Let’s Talk About It: Oprah Opens Up About The Reality of Menopause

Let’s Talk About It: Oprah Opens Up About The Reality of Menopause

If there’s one thing we know about Oprah, she never shies away from the naked truth.

It seems that she’s always been an open book and, by way of her own vulnerability, we’ve all found ways to cope with some of life’s most difficult moments. Recently, the media mogul opened up about her experience with menopause. In a world so often obsessed with the illusion of staying “young forever,” it’s often a topic women avoid, although it’s an experience every woman will have.

You cannot outfox the Big M,” said Winfrey. “The menopause train is coming no matter what.”
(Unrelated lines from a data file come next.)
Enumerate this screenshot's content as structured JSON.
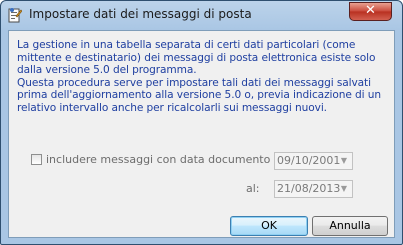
{
  "window": {
    "title": "Impostare dati dei messaggi di posta",
    "close_label": "✕"
  },
  "info": {
    "paragraph1": "La gestione in una tabella separata di certi dati particolari (come mittente e destinatario) dei messaggi di posta elettronica esiste solo dalla versione 5.0 del programma.",
    "paragraph2": "Questa procedura serve per impostare tali dati dei messaggi salvati prima dell'aggiornamento alla versione 5.0 o, previa indicazione di un relativo intervallo anche per ricalcolarli sui messaggi nuovi."
  },
  "filter": {
    "checkbox_label": "includere messaggi con data documento dal:",
    "checked": false,
    "date_from": "09/10/2001",
    "to_label": "al:",
    "date_to": "21/08/2013"
  },
  "buttons": {
    "ok": "OK",
    "cancel": "Annulla"
  }
}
Drawing inspiration from the book, “The Wisdom of Menopause” by Dr. Christiane Northrup, the billionaire became one of the first media personalities to discuss the topic publicly and with honesty. Through her “The Life You Want” class, she’s become a menopause advocate by developing a detailed curriculum to provide people with the necessary tools to navigate both perimenopause and menopause fearlessly. And we all know that Oprah has no problem calling on her famous pals to join her on a journey. Drew Barrymore, Gayle King, Maria Shriver, and menopause experts Sharon Malone, MD, Heather Hirsch, MD, and Judith Joseph, MD, all joined Winfrey for a transparent and thought-provoking discussion.

This isn’t the first time the Cecil B. Demille Award recipient has opened up about her menopause-related symptoms. In 2019, she penned an essay detailing her experience with restlessness and extreme heart palpitations that led to multiple doctor visits, a heart monitor, and medication. Though these are symptoms that over 48% of women also share, no medical professionals drew a correlation to menopause. “Until that point in my adult life, I don’t recall one serious conversation with another woman about what to expect. Sure, I’d heard about hot flashes. But I wasn’t prepared for palpitations,” Winfrey wrote.
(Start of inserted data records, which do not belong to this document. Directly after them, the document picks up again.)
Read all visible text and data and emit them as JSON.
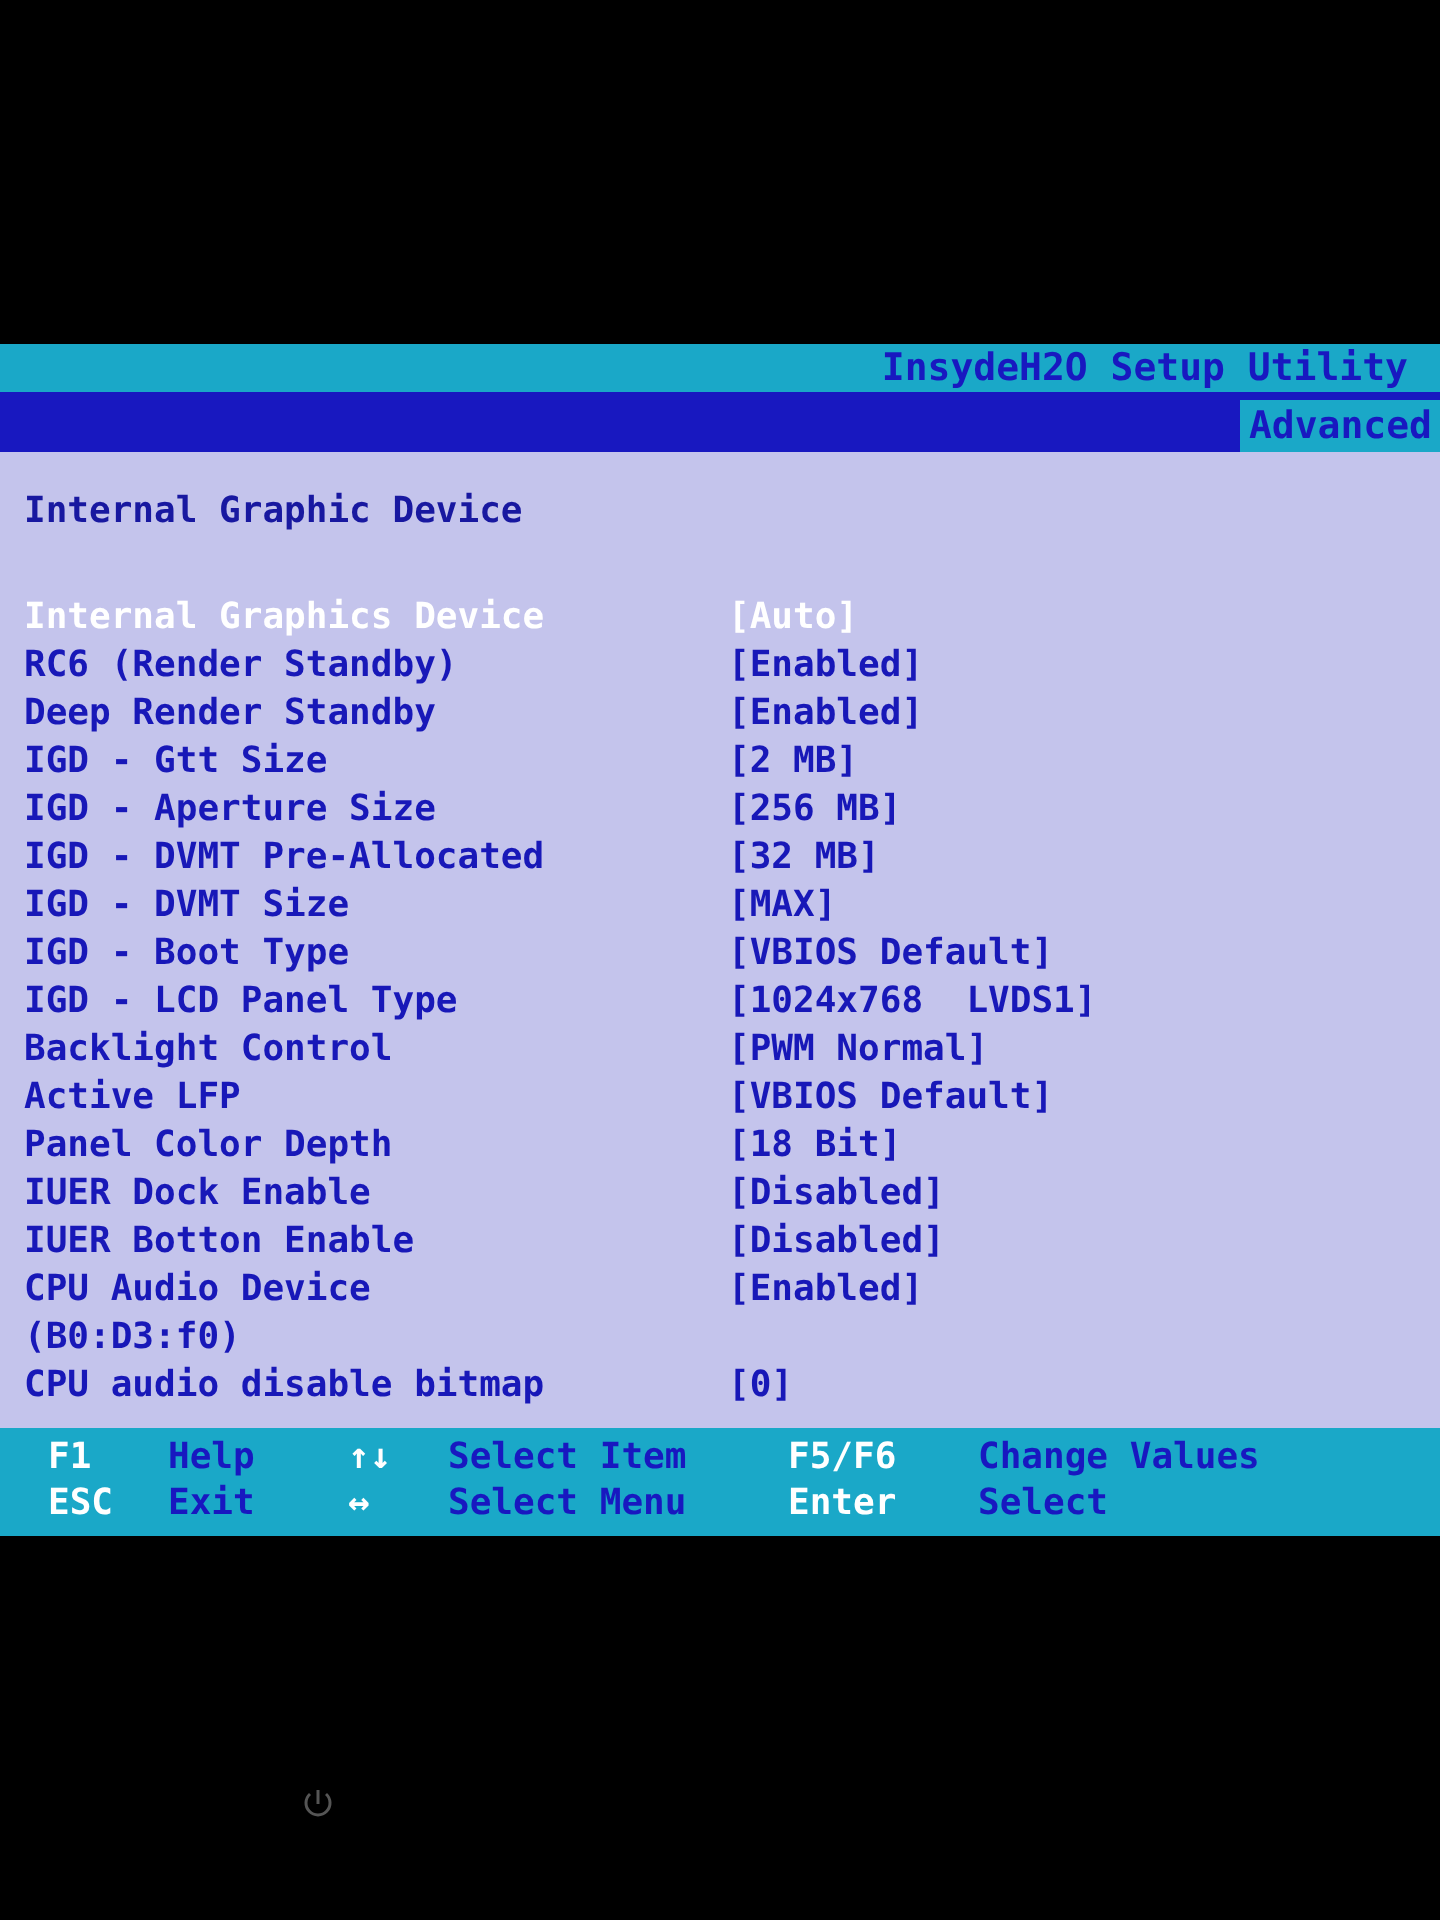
{
  "title_bar": {
    "title": "InsydeH2O Setup Utility"
  },
  "tabs": [
    {
      "label": "Advanced",
      "selected": true
    }
  ],
  "section": {
    "title": "Internal Graphic Device"
  },
  "settings": [
    {
      "name": "Internal Graphics Device",
      "value": "[Auto]",
      "selected": true
    },
    {
      "name": "RC6 (Render Standby)",
      "value": "[Enabled]",
      "selected": false
    },
    {
      "name": "Deep Render Standby",
      "value": "[Enabled]",
      "selected": false
    },
    {
      "name": "IGD - Gtt Size",
      "value": "[2 MB]",
      "selected": false
    },
    {
      "name": "IGD - Aperture Size",
      "value": "[256 MB]",
      "selected": false
    },
    {
      "name": "IGD - DVMT Pre-Allocated",
      "value": "[32 MB]",
      "selected": false
    },
    {
      "name": "IGD - DVMT Size",
      "value": "[MAX]",
      "selected": false
    },
    {
      "name": "IGD - Boot Type",
      "value": "[VBIOS Default]",
      "selected": false
    },
    {
      "name": "IGD - LCD Panel Type",
      "value": "[1024x768  LVDS1]",
      "selected": false
    },
    {
      "name": "Backlight Control",
      "value": "[PWM Normal]",
      "selected": false
    },
    {
      "name": "Active LFP",
      "value": "[VBIOS Default]",
      "selected": false
    },
    {
      "name": "Panel Color Depth",
      "value": "[18 Bit]",
      "selected": false
    },
    {
      "name": "IUER Dock Enable",
      "value": "[Disabled]",
      "selected": false
    },
    {
      "name": "IUER Botton Enable",
      "value": "[Disabled]",
      "selected": false
    },
    {
      "name": "CPU Audio Device",
      "name_continued": "(B0:D3:f0)",
      "value": "[Enabled]",
      "selected": false
    },
    {
      "name": "CPU audio disable bitmap",
      "value": "[0]",
      "selected": false
    }
  ],
  "help_bar": [
    {
      "key": "F1",
      "action": "Help"
    },
    {
      "key": "↑↓",
      "action": "Select Item"
    },
    {
      "key": "F5/F6",
      "action": "Change Values"
    },
    {
      "key": "ESC",
      "action": "Exit"
    },
    {
      "key": "↔",
      "action": "Select Menu"
    },
    {
      "key": "Enter",
      "action": "Select"
    }
  ]
}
She hopes that with more open conversations around the matter, women, especially Black women whom research indicates go through menopause 8.5 times earlier than others, can be better prepared and know what to look for as indicators. “And, after my menstrual cycle stopped for good, at 53, I wasn’t prepared to have such difficulty concentrating. Reading, my favorite pastime, became a chore. Suddenly my attitude toward most things was ‘whatever.’ I wasn’t vibrant. My whole world dulled down a couple of notches.”

Suffering in silence can create shame cycles and feelings of isolation, so it’s great to see the topic being discussed in such open forums. Thanks, Oprah!